A federal judge has tossed out a lawsuit accusing Apple of “iBricking” the iPhone.
To boost sales of the iPhone 4, Apple told owners of its third-generation iPhone to download an operating system that the company knew would turn the 3G phones into a “device with little more use than that of a paper weight,” unhappy customers said in a Superior Court class action last year.
Lead plaintiff Bianca Wofford said Apple told owners of its 3G and 3GS iPhones that the new iOS4 operating system was an upgrade.

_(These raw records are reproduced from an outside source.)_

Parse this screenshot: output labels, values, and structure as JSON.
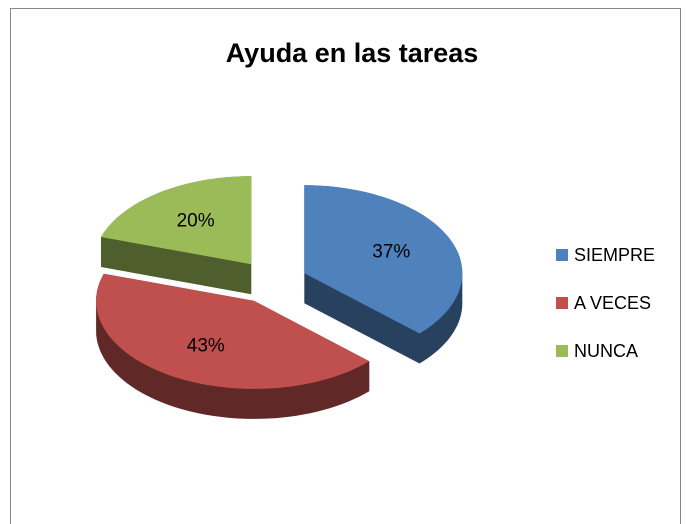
{
  "chart_data": {
    "type": "pie",
    "title": "Ayuda en las tareas",
    "categories": [
      "SIEMPRE",
      "A VECES",
      "NUNCA"
    ],
    "values": [
      37,
      43,
      20
    ],
    "value_labels": [
      "37%",
      "43%",
      "20%"
    ],
    "colors": [
      "#4f81bd",
      "#c0504d",
      "#9bbb59"
    ],
    "legend": "right"
  }
}
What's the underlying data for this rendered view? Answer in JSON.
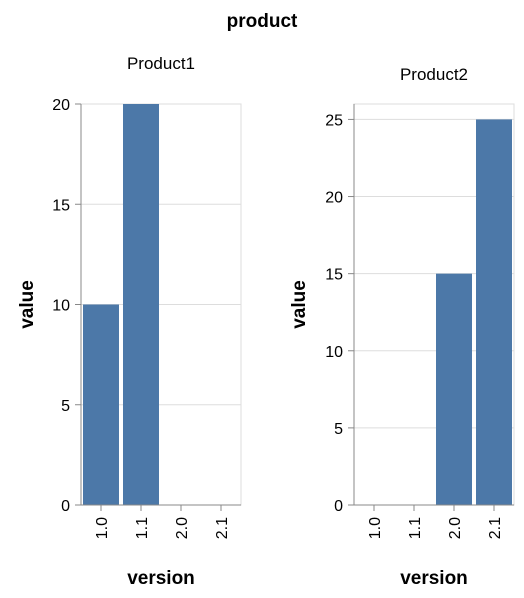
{
  "chart_data": {
    "type": "bar",
    "facet_header": "product",
    "xlabel": "version",
    "ylabel": "value",
    "categories": [
      "1.0",
      "1.1",
      "2.0",
      "2.1"
    ],
    "bar_color": "#4c78a8",
    "grid": true,
    "panels": [
      {
        "title": "Product1",
        "values": [
          10,
          20,
          null,
          null
        ],
        "ylim": [
          0,
          20
        ],
        "yticks": [
          0,
          5,
          10,
          15,
          20
        ]
      },
      {
        "title": "Product2",
        "values": [
          null,
          null,
          15,
          25
        ],
        "ylim": [
          0,
          26
        ],
        "yticks": [
          0,
          5,
          10,
          15,
          20,
          25
        ]
      }
    ]
  }
}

But she says the “upgrade” made her phone slow and susceptible to crashes, turning an iPhone into an “iBrick.”
“In essence, Apple knowingly and intentionally released what it called a system software ‘upgrade’ that, in fact, made hundreds of thousands of third generation iPhones that were exclusively tethered to AT&T data plans ‘useless’ for their intended purpose,” according to the complaint.
It continued: “Since the release of iOS4 in conjunction with the sale and release of the fourth generation iPhone, or the iPhone 4 in June 2010, Apple has falsely, intentionally and repeatedly represented to owners and consumers of the iPhone 3G that its new operating system for the device, iOS4, was of a nature, quality, and a significant upgrade for the functionality of all iPhone devices, when in fact, the installation and use of iOS4 on the iPhone 3G resulted in the opposite – a device with little more use than that of a paper weight.”
Wofford sought restitution, disgorgement of Apple’s ill-gotten gains, and damages for false and deceptive advertising, unfair competition, and violations of state consumer protection laws.
In his order issued Wednesday, Judge Anthony J. Battaglia ruled that the free software upgrade did not amount to a “sale or lease” under California’s Consumer Legal Remedy Act, and therefore the act didn’t apply, reports “mocoNews” (http://macte.ch/li7cT). The judge also found that software did not qualify as a “good or service” under the law, and that Wofford’s related claims for false advertising and deceptive business practices were not valid either. Battaglia concluded that the claim should be dismissed but did allow Wofford 30 days to submit an amended complaint.